Forum Moderators: phranque
Normally you would use a [F] to send a 403 - Forbidden or a [G] for gone to the Bot. However i think it is more natural to send a 404 error.
But afaik there is no flag to raise that error. Thus I'll try it this way by redirecting the request to an non existant page.
RewriteCond %{REQUEST_URI} __s(_p[0-9]+)?\.html$
RewriteCond %{HTTP_USER_AGENT} msnbot
RewriteRule ^.*$ /nowhere.html
I do not feel very comfortable with that. I think the bot will receive a 302 first and after that it will receive a 404.
What can I do?
RewriteCond %{HTTP_USER_AGENT} msnbot/
RewriteRule __s(_p[0-9]+)?\.html$ /nowhere.html [L]
This code will not result in a 302 redirect response, because it does not do an external redirect, it does an internal rewrite. As such, it will return a 404 only, and is 'safe' as far as the server response code is concerned.
However, I would suggest you make it a goal to re-arrange your page URLs as soon as possible so that you can use robots.txt to exclude msbot -- for two reasons: First, who knows what msnbot will think about your site's quality when you return so many 404s. Second, anything more than a very small number of 'expected' 404s makes your server error log and stats hard to process or almost useless.
Jim
thanks a lot for your help. Those pages mentioned are in fact internal redirects to one php file which look like this:
RewriteRule ^(.+)__s.html$ /query.php?string=$1 [L]
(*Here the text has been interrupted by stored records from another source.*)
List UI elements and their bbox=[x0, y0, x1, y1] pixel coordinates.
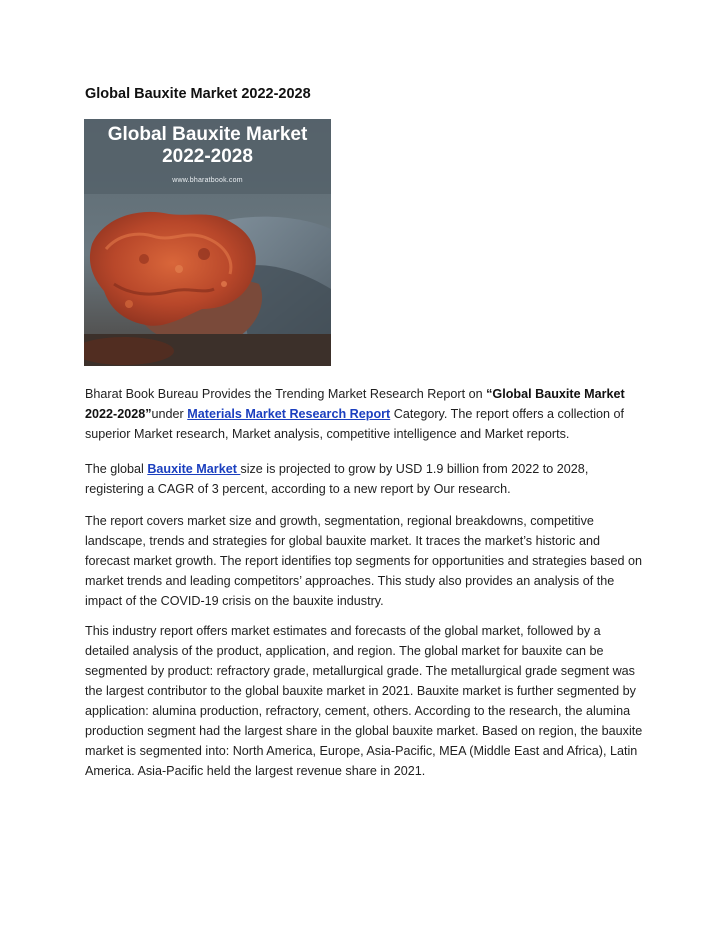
hero-url: www.bharatbook.com bbox=[172, 177, 243, 184]
paragraph-market-size bbox=[85, 459, 645, 499]
intro-text-b: under bbox=[151, 407, 188, 421]
paragraph-industry-report: This industry report offers market estimates and forecasts of the global market, followed by a detailed analysis of the product, application, and region. The global market for bauxite can be segmented by product: refractory grade, metallurgical grade. The metallurgical grade segment was the largest contributor to the global bauxite market in 2021. Bauxite market is further segmented by application: alumina production, refractory, cement, others. According to the research, the alumina production segment had the largest share in the global bauxite market. Based on region, the bauxite market is segmented into: North America, Europe, Asia-Pacific, MEA (Middle East and Africa), Latin America. Asia-Pacific held the largest revenue share in 2021. bbox=[85, 624, 643, 778]
hero-image bbox=[84, 119, 331, 366]
market-size-text-a: The global bbox=[85, 462, 148, 476]
market-size-text-b: size is projected to grow by USD 1.9 billion from 2022 to 2028, registering a CAGR of 3 percent, according to a new report by Our research. bbox=[85, 462, 589, 496]
intro-text-a: Bharat Book Bureau Provides the Trending Market Research Report on bbox=[85, 387, 487, 401]
materials-report-link[interactable]: Materials Market Research Report bbox=[187, 407, 391, 421]
paragraph-report-coverage: The report covers market size and growth, segmentation, regional breakdowns, competitive landscape, trends and strategies for global bauxite market. It traces the market’s historic and forecast market growth. The report identifies top segments for opportunities and strategies based on market trends and leading competitors’ approaches. This study also provides an analysis of the impact of the COVID-19 crisis on the bauxite industry. bbox=[85, 514, 642, 608]
hero-title-line1: Global Bauxite Market bbox=[107, 124, 308, 145]
intro-text-c: Category. The report offers a collection of superior Market research, Market analysis, competitive intelligence and Market reports. bbox=[85, 407, 625, 441]
paragraph-intro bbox=[85, 384, 645, 444]
intro-report-title: “Global Bauxite Market 2022-2028” bbox=[85, 387, 625, 421]
bauxite-market-link[interactable]: Bauxite Market bbox=[147, 462, 241, 476]
hero-title-line2: 2022-2028 bbox=[162, 146, 253, 167]
page-title: Global Bauxite Market 2022-2028 bbox=[85, 86, 311, 102]
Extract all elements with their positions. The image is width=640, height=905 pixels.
RewriteRule ^(.+)__s_p([0-9]+).html$ /query.php?string=$1&intPageNum=$2 [L]
Regarding your suggestion: Would it make sense to change those redirects to
RewriteRule ^(.+)__s.html$ /query.php?string=$1 [R=301,L]
[...]
After that 'query.php' will be loaded and can be excluded via robots.txt.
Does this work?
So, I can't recommend that at all.
The kind of re-architecting I'm talking about is to rename your static URLs to something like
/products/category/product.html or /products/category-product.html. This in contrast to /images/category/product.gif or /images/category-product.gif. In other words, name the static pages in ways that allow for easy control of robots, convenient cache-control header settings by directory name, etc.
It's hard to give good examples, since I'm not intimately familiar with your site, but the idea is that a well-laid-out hierarchical system makes it easy to implement robots and cache control, while still making sense to you and your visitors, and while keeping the URLs relatively short, ie. "/prods/widgets/blue-widget.html"
Jim
In this case I really want to remove those URLs. I want my site to leave a smaller footprint in search engines. With the pages I'm going to remove now, my site produces a lot of redunant content. I think these pages are one cause why my site doesn't rank good in MSN and Yahoo.
Restructuring my site in that directory manner is a great idea. I think, I'll do that.